Whether this woman is Martha remains in limbo; memory and reality mix like the musical patchwork of this score. In the case of Schock, it is now the old Lisa who can no longer control her new memories on the ship that is supposed to bring her husband’s ashes back to Germany. The levels mix for a third time between today, the 1950s and the concentration camp experiences.

German, Polish, Yiddish, Czech

And the direction alienates the voices of those who are no longer alive from the cabins by suddenly having tourists croaking Nazi orders in a very matter-of-fact way. They reveal their inner life, where sometimes guards lurk, sometimes prisoners hold their ground: in Lisa’s cabin, her middle-aged alter ego, the doubting, troubled, plaintive Sophie Koch and her husband, the first reassuring, then horrified Charles Workman.

In Martha’s cabin, from which for a long time you could only hear her soprano-clear voice, you can now see the magnificently heartfelt but strong Elena Tsallagova with four fellow sufferers dressed in black. The singing is in German, Polish, Yiddish and Czech.

At the end of the first act, old Martha can’t take it anymore: she jumps into the water and floats towards an abyss in Manuel Braun’s video. And seems to experience the second act as a kind of near-death experience. Now that we’re actually heading to Auschwitz, we experience a captain’s dinner – a huge, black dining room, with a uniform row of white-covered tables. The perpetrators, who have mutated into vacationers in fifties party dresses, can no longer turn their crimes under this; On top of them lie their former victims as a warning.

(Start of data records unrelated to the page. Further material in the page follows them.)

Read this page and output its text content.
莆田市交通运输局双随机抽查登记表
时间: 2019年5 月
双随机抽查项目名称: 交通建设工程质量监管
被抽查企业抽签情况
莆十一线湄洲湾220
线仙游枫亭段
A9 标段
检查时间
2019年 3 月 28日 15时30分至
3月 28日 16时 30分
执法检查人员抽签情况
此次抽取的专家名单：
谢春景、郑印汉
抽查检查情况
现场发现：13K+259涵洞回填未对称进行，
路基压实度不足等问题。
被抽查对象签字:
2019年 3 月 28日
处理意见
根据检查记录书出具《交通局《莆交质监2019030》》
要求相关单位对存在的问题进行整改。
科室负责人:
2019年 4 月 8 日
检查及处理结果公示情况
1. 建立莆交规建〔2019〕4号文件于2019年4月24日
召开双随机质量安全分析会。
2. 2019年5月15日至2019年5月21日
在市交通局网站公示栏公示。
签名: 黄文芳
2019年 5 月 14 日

Here Sophie Koch wanders through the rows of chairs, increasingly lost. She wants pity (“They hated us all”), but shows raw brutality when she hits Martha with a violin bow as a striking tool and forces her to sleep with her doomed Tadeusz (also spellbound at the moment: Jacques Imbrallo).

also read

We hear everything, see little. In addition to the great ensemble, which plays as simply as it does intensely, with its many small, concise roles, Weinberg’s polystylistic music develops a captivating effect between forlornness, melancholy, glaring defiance and lament, concrete, film music-like situational intimation and abstract emotion. Vladimir Jurowski controls this relentlessly. He reinforces the contrasts, deliberately highlights the many quotations and thus rounds off the individuality of this score. She seems to be asking listeners to fill in the gaps in their memories.

At the end, shortly before the curtain comes down for the last time, almost soberly, Sophie Koch sits silently in front of a small black and white television from which real concentration camp images flicker, barely recognizable but warningly visible. The horror of yesterday, which must still be present today, is not minimized and processed in an aesthetically abstract way on this nightmare ship of the “Passenger”, as well as in the commander’s house in “The Zone of Interest”. It hits deep again. Very.